The thermal process for case E consist of three hours at 26 °C, three hours at 4 °C, three hours at 14 °C, three hours at 41 °C, three hours at 55 °C, and three hours at 23 °C.
Outcomes demonstrated that prior cycling, which consists of charging or discharging cycles, could influence the value of entropic heat coefficient almost the same amount as different thermal cycle. Voltage variations for case E during different SOC levels and experiments are illustrated in
Figure 4. It can be seen from the figure that voltage variation for 10% SOC is different compared with others.
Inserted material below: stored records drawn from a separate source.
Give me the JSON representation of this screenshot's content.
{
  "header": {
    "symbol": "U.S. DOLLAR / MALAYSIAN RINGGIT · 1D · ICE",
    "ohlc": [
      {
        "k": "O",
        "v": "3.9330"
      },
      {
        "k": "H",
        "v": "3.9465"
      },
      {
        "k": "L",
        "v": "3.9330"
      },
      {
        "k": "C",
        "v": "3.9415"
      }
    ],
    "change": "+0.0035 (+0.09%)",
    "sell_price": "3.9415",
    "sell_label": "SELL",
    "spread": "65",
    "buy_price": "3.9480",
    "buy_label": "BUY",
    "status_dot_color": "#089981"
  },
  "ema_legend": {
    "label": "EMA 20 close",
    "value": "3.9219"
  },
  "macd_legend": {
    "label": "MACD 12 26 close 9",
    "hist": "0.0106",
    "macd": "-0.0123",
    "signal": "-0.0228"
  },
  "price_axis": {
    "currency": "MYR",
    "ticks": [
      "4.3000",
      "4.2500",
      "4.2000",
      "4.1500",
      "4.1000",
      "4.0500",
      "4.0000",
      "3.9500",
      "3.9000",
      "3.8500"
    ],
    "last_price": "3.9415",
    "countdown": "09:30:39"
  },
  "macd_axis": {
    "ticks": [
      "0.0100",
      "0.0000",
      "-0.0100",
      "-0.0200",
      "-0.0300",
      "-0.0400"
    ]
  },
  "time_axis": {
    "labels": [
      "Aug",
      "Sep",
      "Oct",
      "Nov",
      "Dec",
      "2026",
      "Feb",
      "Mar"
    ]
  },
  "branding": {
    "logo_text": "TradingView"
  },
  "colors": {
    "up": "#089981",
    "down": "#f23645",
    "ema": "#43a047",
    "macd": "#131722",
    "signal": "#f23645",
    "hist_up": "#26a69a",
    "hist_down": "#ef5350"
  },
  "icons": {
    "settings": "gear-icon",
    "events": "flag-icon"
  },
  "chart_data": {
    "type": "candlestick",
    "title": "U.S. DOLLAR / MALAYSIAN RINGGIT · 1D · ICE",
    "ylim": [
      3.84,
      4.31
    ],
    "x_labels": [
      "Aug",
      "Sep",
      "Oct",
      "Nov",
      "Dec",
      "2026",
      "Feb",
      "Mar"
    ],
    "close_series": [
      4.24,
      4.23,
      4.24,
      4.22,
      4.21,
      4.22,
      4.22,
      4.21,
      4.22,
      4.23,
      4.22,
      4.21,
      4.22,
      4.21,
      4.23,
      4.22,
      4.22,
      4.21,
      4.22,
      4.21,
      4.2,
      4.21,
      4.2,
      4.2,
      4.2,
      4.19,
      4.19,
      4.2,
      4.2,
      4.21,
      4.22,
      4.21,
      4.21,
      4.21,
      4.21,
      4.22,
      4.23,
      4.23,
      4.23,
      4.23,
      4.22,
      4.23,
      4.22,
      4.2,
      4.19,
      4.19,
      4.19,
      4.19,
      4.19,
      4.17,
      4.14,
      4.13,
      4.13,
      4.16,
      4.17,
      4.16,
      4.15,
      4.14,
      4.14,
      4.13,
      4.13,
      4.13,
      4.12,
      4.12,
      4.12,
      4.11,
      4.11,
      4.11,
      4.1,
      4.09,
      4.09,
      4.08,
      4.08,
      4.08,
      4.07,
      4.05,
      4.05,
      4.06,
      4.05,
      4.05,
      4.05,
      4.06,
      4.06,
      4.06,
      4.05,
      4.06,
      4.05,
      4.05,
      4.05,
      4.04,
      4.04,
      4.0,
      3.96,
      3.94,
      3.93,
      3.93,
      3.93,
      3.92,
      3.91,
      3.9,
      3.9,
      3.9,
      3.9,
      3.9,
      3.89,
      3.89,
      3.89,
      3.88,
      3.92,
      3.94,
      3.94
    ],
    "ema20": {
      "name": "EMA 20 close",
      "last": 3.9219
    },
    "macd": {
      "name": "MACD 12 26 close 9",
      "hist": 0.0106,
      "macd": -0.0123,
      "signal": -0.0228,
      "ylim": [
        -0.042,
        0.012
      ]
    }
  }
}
Entropic heat coefficient at different SOC and cases is shown in
Table 2. Entropic heat coefficient of the lithium titanate oxide battery cell as a function of SOC is illustrated in
Figure 5. As can be seen from the figure, entropic heat coefficient of the battery demonstrates a similar variation for different cases; in another word, there is a decreasing pattern, which is followed by a decreasing trend for all of them. It is crystal clear from the figure that case E, which is corresponds to the process before the thermal cycle, is much different compared with other cases. Another striking feature for all cases is the great influence of SOC to entropic heat coefficient.